Kohnsham¶

class CADMium.Kohnsham(grid, Za, Zb, pol, Nmo, N, optKS={})[source]¶

Bases: object

Handles a standard Kohn-Sham calculation

Methods Summary

`calc_chempot`()	Calculates the chemical potential as the maximum of the homo per orbital
`calc_density`([ITERATIVE, dif])	Calculates density using each of the orbitals solvers.
`calc_hxc_potential`()	Calculates the HXC potential using the current density
`calc_nuclear_potential`()	Calculate nuclear potential using the common Coulomb function.
`energy`()	Computes each of the energy components using Kohn-Sham definition and the selected density functional approximation.
`scf`([ks_scf_options])
`set_effective_potential`()	Sets new effective potential.

Methods Documentation

calc_chempot()[source]¶

Calculates the chemical potential as the maximum of the homo per orbital

calc_density(ITERATIVE=False, dif=0.0)[source]¶

Calculates density using each of the orbitals solvers. Each of the orbital solvers is solved in parallel using Python’s std multiprocessing module.

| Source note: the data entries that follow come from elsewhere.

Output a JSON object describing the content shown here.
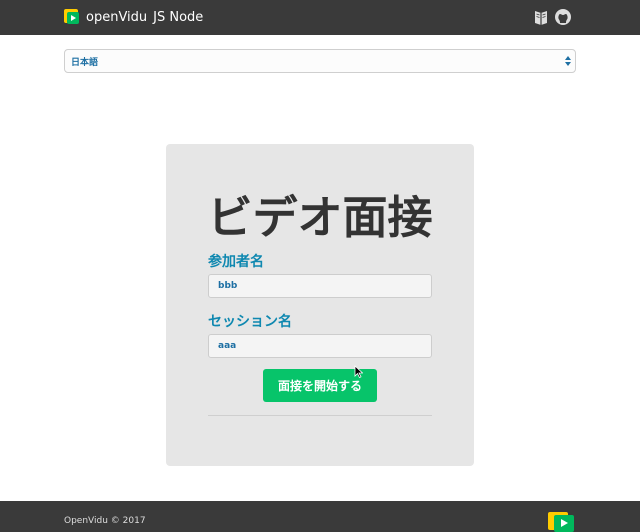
{
  "navbar": {
    "brand_name": "openVidu",
    "brand_sub": "JS Node",
    "icons": [
      "book-icon",
      "github-icon"
    ]
  },
  "language_select": {
    "selected": "日本語"
  },
  "card": {
    "title": "ビデオ面接",
    "participant_label": "参加者名",
    "participant_value": "bbb",
    "session_label": "セッション名",
    "session_value": "aaa",
    "join_button": "面接を開始する"
  },
  "footer": {
    "copyright": "OpenVidu © 2017"
  },
  "colors": {
    "navbar": "#3a3a3a",
    "label": "#0f88b0",
    "button": "#07c46a",
    "card": "#e6e6e6"
  }
}
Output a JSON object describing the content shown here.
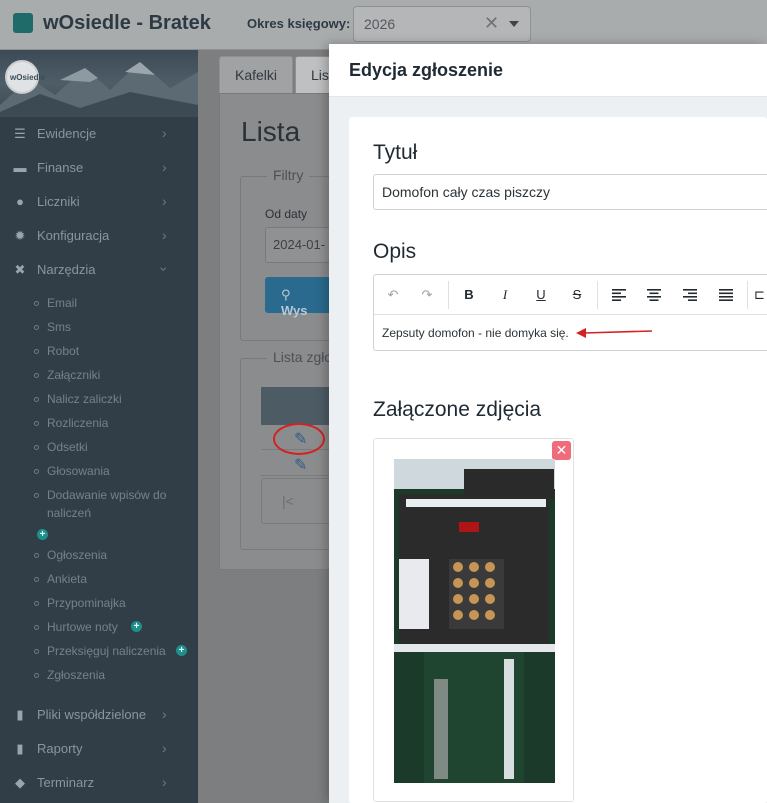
{
  "header": {
    "app_title": "wOsiedle - Bratek",
    "period_label": "Okres księgowy:",
    "period_value": "2026",
    "clear_symbol": "✕"
  },
  "sidebar": {
    "brand": "wOsiedle",
    "sections": [
      {
        "label": "Ewidencje",
        "icon": "list-icon"
      },
      {
        "label": "Finanse",
        "icon": "money-icon"
      },
      {
        "label": "Liczniki",
        "icon": "clock-icon"
      },
      {
        "label": "Konfiguracja",
        "icon": "gear-icon"
      },
      {
        "label": "Narzędzia",
        "icon": "tools-icon"
      }
    ],
    "sub_items": [
      "Email",
      "Sms",
      "Robot",
      "Załączniki",
      "Nalicz zaliczki",
      "Rozliczenia",
      "Odsetki",
      "Głosowania",
      "Dodawanie wpisów do",
      "naliczeń",
      "Ogłoszenia",
      "Ankieta",
      "Przypominajka",
      "Hurtowe noty",
      "Przeksięguj naliczenia",
      "Zgłoszenia"
    ],
    "bottom_sections": [
      {
        "label": "Pliki współdzielone",
        "icon": "file-icon"
      },
      {
        "label": "Raporty",
        "icon": "report-icon"
      },
      {
        "label": "Terminarz",
        "icon": "diamond-icon"
      }
    ]
  },
  "page": {
    "tabs": [
      "Kafelki",
      "Lis"
    ],
    "title": "Lista",
    "filters_legend": "Filtry",
    "date_from_label": "Od daty",
    "date_from_value": "2024-01-",
    "search_button": "Wys",
    "list_legend": "Lista zgło",
    "pager_first": "|<"
  },
  "modal": {
    "title": "Edycja zgłoszenie",
    "title_label": "Tytuł",
    "title_value": "Domofon cały czas piszczy",
    "description_label": "Opis",
    "description_text": "Zepsuty domofon - nie domyka się.",
    "toolbar": {
      "undo": "↶",
      "redo": "↷",
      "bold": "B",
      "italic": "I",
      "underline": "U",
      "strike": "S"
    },
    "photos_label": "Załączone zdjęcia",
    "photo_close": "✕",
    "accent_color": "#f06c7a"
  }
}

Parameters: Iterative (bool. Optional. Default=False.) – Switches to iterative way of diagonalizing each orbitals.
Returns: nout – Numpy array with resulting electronic density.
Return type: np.ndarray

calc_hxc_potential()[source]¶

Calculates the HXC potential using the current density

Parameters: None
Returns: Sets the Hartee and Exchange-Correlation energy and potential in the E and V data classes.
Return type: None

calc_nuclear_potential()[source]¶: Calculate nuclear potential using the common Coulomb function. Sets the nuclear potential in the object’s attribute self.vnuc

Computes each of the energy components using Kohn-Sham definition and the selected density functional approximation.

Parameters: None
Returns: Sets each of the energy components in the data class E. Which is an attribute of the object.
Return type: None

set_effective_potential()[source]¶: Sets new effective potential. Distributes the current effective potential (vnuc + vhxc) To each orbital’s sovler.